What is "actual physical worth"? You mean the material the note is made from? Accuracy and precision have nothing to do with whether I find it satisfactory. We invent more accurate measuring devices continually. Why bother doing that, if the universe of human measurements is always going to be approximate?
Yes, the paper itself is worthless, it is the promise of payment that has the value. It depends on the scale of the measurement, no? At Planck scale, do we need exactness other than for theoretical calculus? But if I buy a pound of sugar, I'd like to know that I will get a good approximation of a pound for the promissory note (a check) for the exact amount of money.

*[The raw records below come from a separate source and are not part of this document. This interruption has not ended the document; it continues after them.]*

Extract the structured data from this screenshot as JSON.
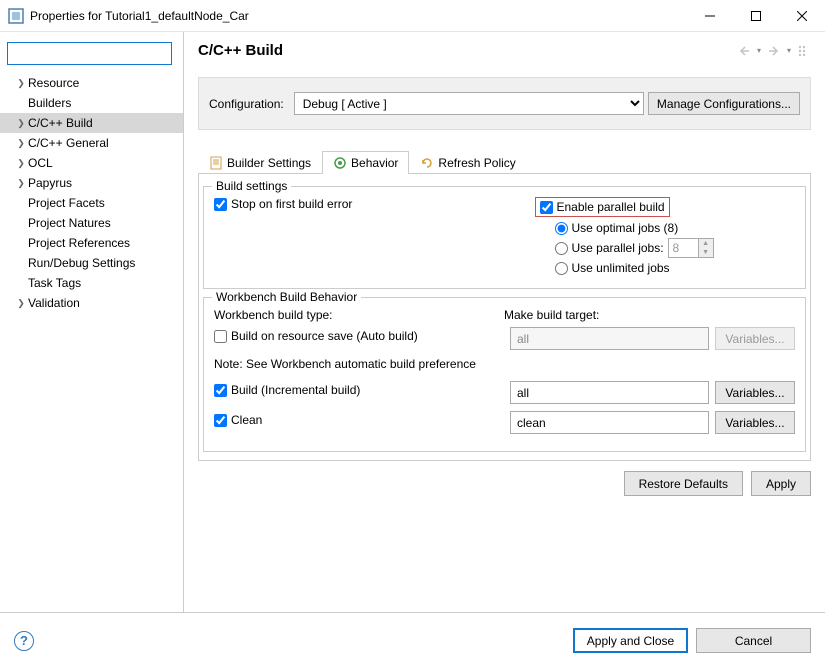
{
  "window": {
    "title": "Properties for Tutorial1_defaultNode_Car"
  },
  "sidebar": {
    "filter_value": "",
    "items": [
      {
        "label": "Resource",
        "expandable": true
      },
      {
        "label": "Builders",
        "expandable": false
      },
      {
        "label": "C/C++ Build",
        "expandable": true,
        "selected": true
      },
      {
        "label": "C/C++ General",
        "expandable": true
      },
      {
        "label": "OCL",
        "expandable": true
      },
      {
        "label": "Papyrus",
        "expandable": true
      },
      {
        "label": "Project Facets",
        "expandable": false
      },
      {
        "label": "Project Natures",
        "expandable": false
      },
      {
        "label": "Project References",
        "expandable": false
      },
      {
        "label": "Run/Debug Settings",
        "expandable": false
      },
      {
        "label": "Task Tags",
        "expandable": false
      },
      {
        "label": "Validation",
        "expandable": true
      }
    ]
  },
  "content": {
    "title": "C/C++ Build",
    "config_label": "Configuration:",
    "config_value": "Debug  [ Active ]",
    "manage_btn": "Manage Configurations...",
    "tabs": [
      {
        "label": "Builder Settings"
      },
      {
        "label": "Behavior",
        "active": true
      },
      {
        "label": "Refresh Policy"
      }
    ],
    "build_settings": {
      "title": "Build settings",
      "stop_on_error": "Stop on first build error",
      "enable_parallel": "Enable parallel build",
      "use_optimal": "Use optimal jobs (8)",
      "use_parallel": "Use parallel jobs:",
      "parallel_value": "8",
      "use_unlimited": "Use unlimited jobs"
    },
    "workbench": {
      "title": "Workbench Build Behavior",
      "type_label": "Workbench build type:",
      "target_label": "Make build target:",
      "build_auto": "Build on resource save (Auto build)",
      "build_auto_target": "all",
      "note": "Note: See Workbench automatic build preference",
      "build_inc": "Build (Incremental build)",
      "build_inc_target": "all",
      "clean": "Clean",
      "clean_target": "clean",
      "variables_btn": "Variables..."
    },
    "restore_btn": "Restore Defaults",
    "apply_btn": "Apply"
  },
  "footer": {
    "apply_close": "Apply and Close",
    "cancel": "Cancel"
  }
}
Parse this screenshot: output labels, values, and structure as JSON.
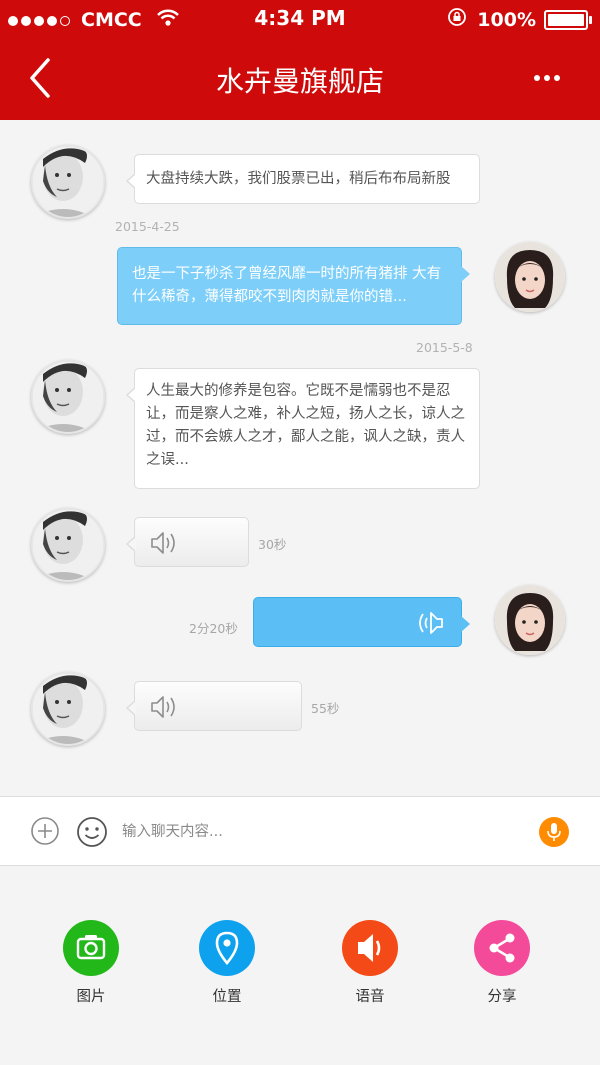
{
  "status_bar": {
    "carrier": "CMCC",
    "time": "4:34 PM",
    "battery": "100%"
  },
  "nav": {
    "title": "水卉曼旗舰店"
  },
  "messages": [
    {
      "text": "大盘持续大跌，我们股票已出，稍后布布局新股"
    },
    {
      "date": "2015-4-25"
    },
    {
      "text": "也是一下子秒杀了曾经风靡一时的所有猪排 大有什么稀奇，薄得都咬不到肉肉就是你的错..."
    },
    {
      "date": "2015-5-8"
    },
    {
      "text": "人生最大的修养是包容。它既不是懦弱也不是忍让，而是察人之难，补人之短，扬人之长，谅人之过，而不会嫉人之才，鄙人之能，讽人之缺，责人之误..."
    },
    {
      "duration": "30秒"
    },
    {
      "duration": "2分20秒"
    },
    {
      "duration": "55秒"
    }
  ],
  "input": {
    "placeholder": "输入聊天内容..."
  },
  "tools": [
    {
      "label": "图片",
      "icon": "camera-icon",
      "color": "#22b81a"
    },
    {
      "label": "位置",
      "icon": "location-pin-icon",
      "color": "#0ea2ee"
    },
    {
      "label": "语音",
      "icon": "speaker-icon",
      "color": "#f44a18"
    },
    {
      "label": "分享",
      "icon": "share-icon",
      "color": "#f34a9a"
    }
  ],
  "colors": {
    "header": "#cf0a0a",
    "bubble_sent": "#7dcffa",
    "mic": "#ff8b00"
  }
}
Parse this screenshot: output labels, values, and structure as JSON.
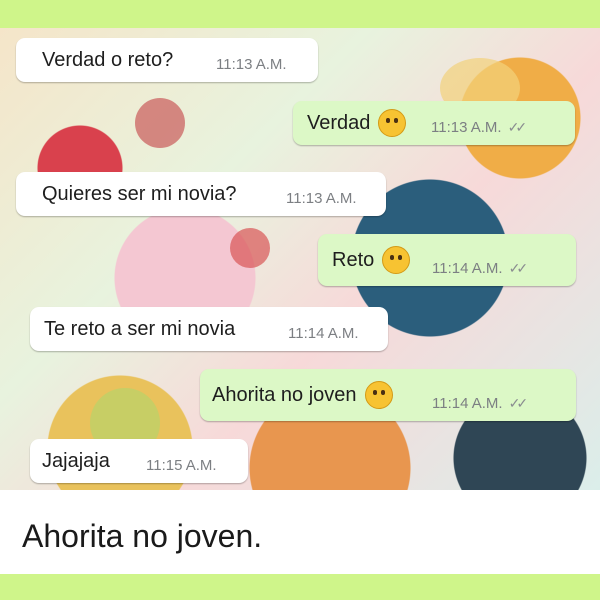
{
  "messages": [
    {
      "dir": "in",
      "text": "Verdad o reto?",
      "time": "11:13 A.M."
    },
    {
      "dir": "out",
      "text": "Verdad",
      "emoji": "thinking-face-icon",
      "time": "11:13 A.M."
    },
    {
      "dir": "in",
      "text": "Quieres ser mi novia?",
      "time": "11:13 A.M."
    },
    {
      "dir": "out",
      "text": "Reto",
      "emoji": "grinning-sweat-face-icon",
      "time": "11:14 A.M."
    },
    {
      "dir": "in",
      "text": "Te reto a ser mi novia",
      "time": "11:14 A.M."
    },
    {
      "dir": "out",
      "text": "Ahorita no joven",
      "emoji": "rolling-laughing-face-icon",
      "time": "11:14 A.M."
    },
    {
      "dir": "in",
      "text": "Jajajaja",
      "time": "11:15 A.M."
    }
  ],
  "ticks": "✓✓",
  "caption": "Ahorita no joven.",
  "colors": {
    "incoming": "#ffffff",
    "outgoing": "#dcf8c6",
    "frame": "#cff58a",
    "timestamp": "#7c7f83"
  }
}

Yes, I can go with the second part of your sentence at least. The piece of paper has a monetary value, which it "inherits" from a bunch of symbols, pictures, etc. One of these is a string of Arabic numerals, maybe some letters--the serial number. But "worthless" is relative. Perhaps you should qualify it in terms of the symbolic monetary value, compared to which it is pretty much value-less. On the other hand, it's what the symbols appear on, its physical value in that context is quite different, yes? Or alternatively, remove the "worthless" paper from a 10 dollar bill, and see if the monetary value changes . . . Sorry about that sounding a bit sarcastic. Mathematicians do that kind of thing with abstract(ly valued) structures. Treat a 10 dollar note like a mathematical structure and maybe you can subtract something like the paper, maybe all the symbols and other images are held together by some other structure, or maybe you get a little pile of green dust (if it's US currency). This isn't just mucking about either (albeit, mathematics doesn't need to have any physical objects like a piece of decorated paper), for instance the question: if the Euclidean plane is a set of points, what holds it together?

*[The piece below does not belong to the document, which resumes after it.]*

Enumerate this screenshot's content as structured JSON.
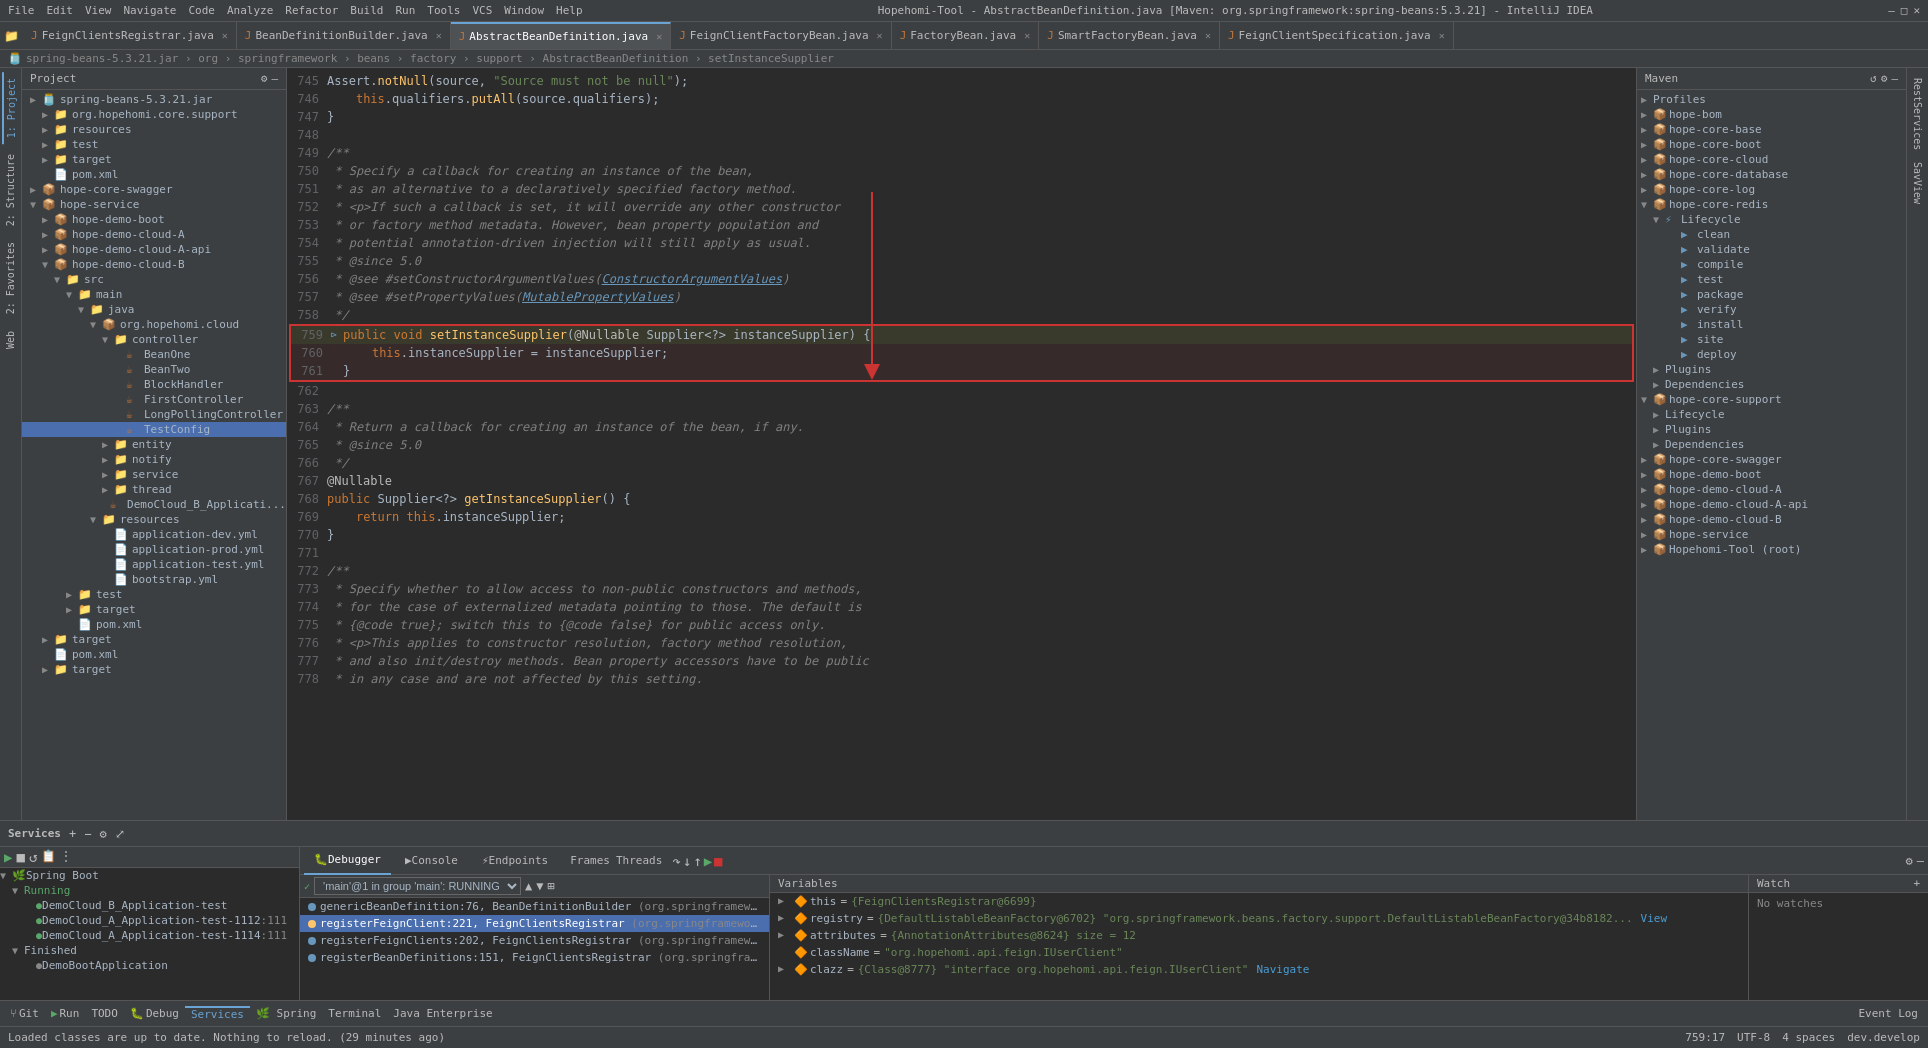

That's easy, I can write a legal IOU on a paper napkin. The 10 dollar bill is a means of exchange, it has an exchange value. It is merely a promissory not. Wiki. This implies that any exchange of money for any purpose involves a quid pro quo. Exchange of value for something of equal value. Of course, the SCOTUS has declared that a 10 dollar bill is also a form of speech, which I find so contrived it is shameful. Only in a Capitalist country would money be considered speech. I did not know that speech equalled purchasing power Wiki.